The progress of all technology, including nanotechnology, is driven by developments in applied mathematics which would include but not be limited to digital signal processing, discrete mathematics, and numerical methods and analysis. Mathematical methods have an important role to play in all aspects of system design and simulation, and the processing of data generated by systems.
NOTES: The solution depicted in Fig. 1 (NDT3-04-2006) is not the true globally optimal solution for the stated constraints. If differential evolution is allowed to run for more generations then the result will be (or be close to) a = [ 0.43157974 0.76443945 0.05831938 ]. For this parameter vector the worst-case approximation error is about 0.00035°. However, the solution in Fig. 3 is unaffected by this. Exhaustive search of all possible parameter vectors confirms that the solution in Fig. 3 is the globally optimal solution given the stated constraints. A convergence analysis, and a prescription to avoid differential evolution algorithm stagnation appear in D. Zaharie, "Critical Values for the Control Parameters of Differential Evolution Algorithms," Proc. of Mendel 2002, 8th Int. Conf. on Soft Computing, Brno, Czech Republic, pp. 62-67. A noteworthy update about arctangent computation appears in S. Rajan, S. Wang, R. Inkol, A. Joyal, "Efficient Approximations for the Arctangent Function," IEEE Signal Processing Magazine, May 2006, pp. 108-111.
NOTES: Refer to NDT7-01-2007. An alternative means to obtain state vector a(n) from a(n+1) is as follows. We are given that ai(n+1) is known for all i = 0,1, ... ,N-1, and if we knew 'starter bits' ai(n) for i = N-1, and N-2 then all remaining bits of the state vector a(n) can be found by executing the recursion ai-1(n) = ai(n) + ai+1(n) + ai(n) ai+1(n) + ai(n+1) for i = N-2,N-3, ... , 2,1. (Here the operations are understood to be modulo 2.) If we do not know the starter bits then we may simply guess. There are four possible choices. Try each in turn generating four possible solutions for a(n). Use each candidate solution to create a(n+1) by running cellular automaton Rule 30. Each such result may be compared with the already known vector a(n+1), and this allows us to determine which of the four possible choices for a(n) was the correct one. This approach will also detect a Garden-of-Eden state.

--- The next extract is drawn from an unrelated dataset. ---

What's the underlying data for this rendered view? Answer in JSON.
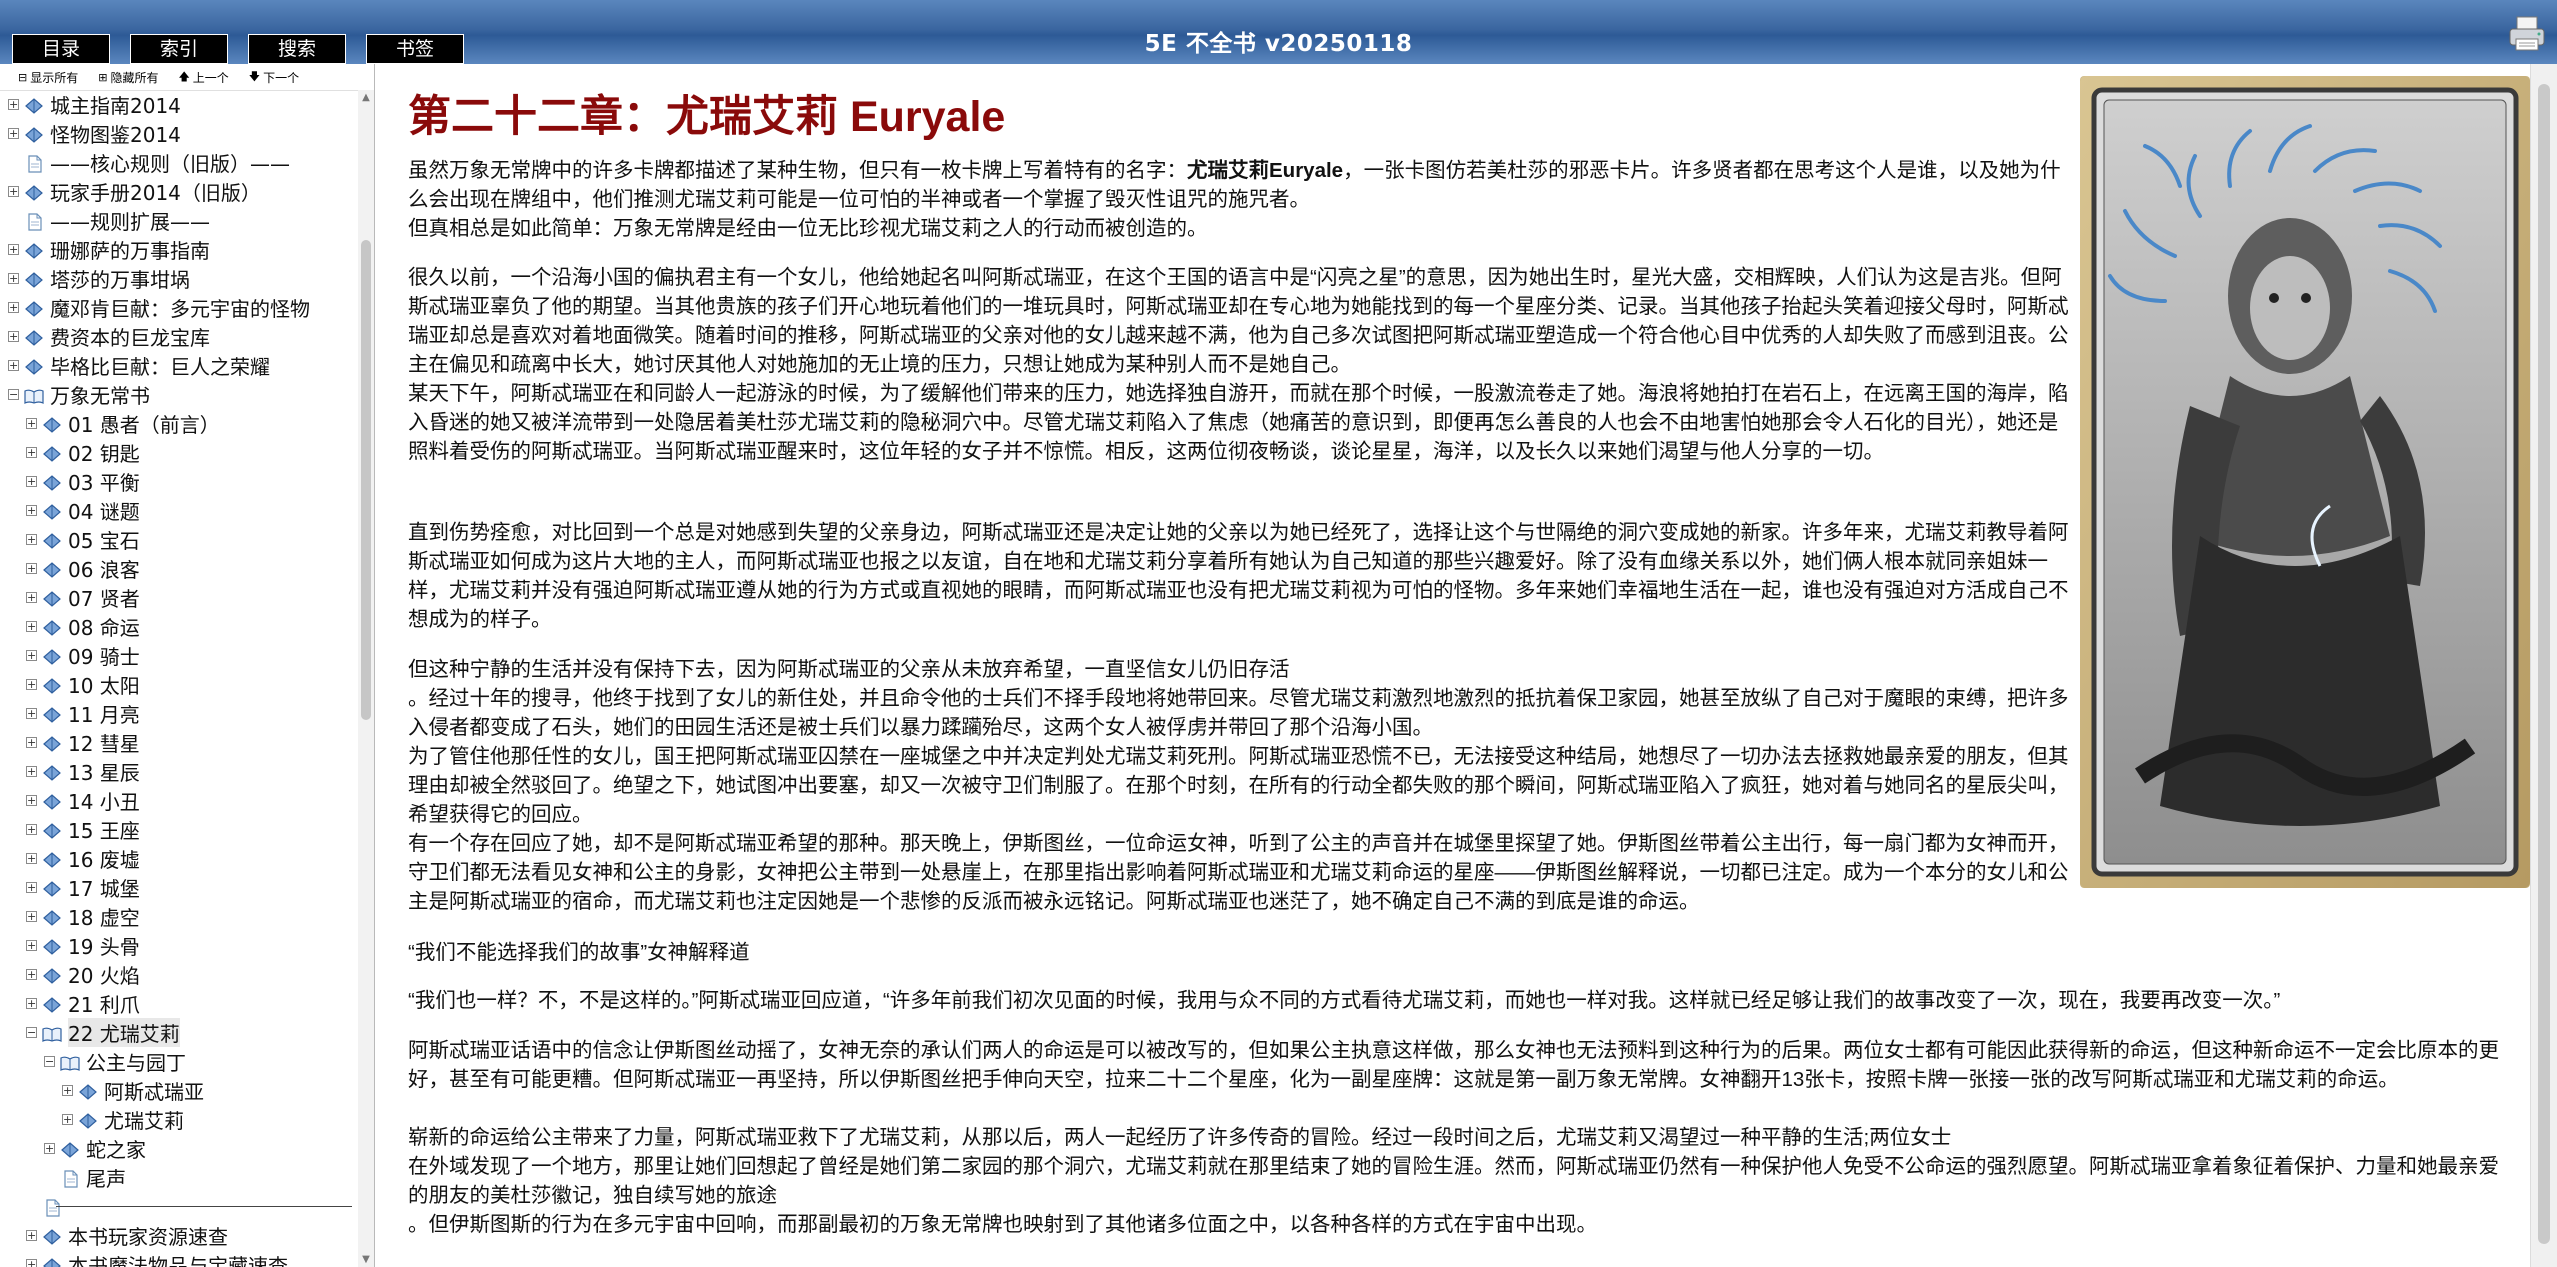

However, the algorithm in NDT7-01-2007 generates two quadratics in the two unknowns (starter bits) x1, and x2 (respectively, a0(n), and a1(n)) in O(N) time (see Equations (4.9), and (4.10)). A constant number of operations solves them yielding no more possibilities than are strictly necessary. Empirical evidence suggests that there are never more than two solutions (i.e., less than four possibilities), but a rigorous proof of this appears to be lacking. Knowing these starter bits allows for finding all remaining bits x3, ... ,xN (that is, a2(n), ... ,aN-1(n)) in O(N) time.
NOTES: In NDT16-08-2007 W (channel width), and L (channel length) are interpreted to be in microns.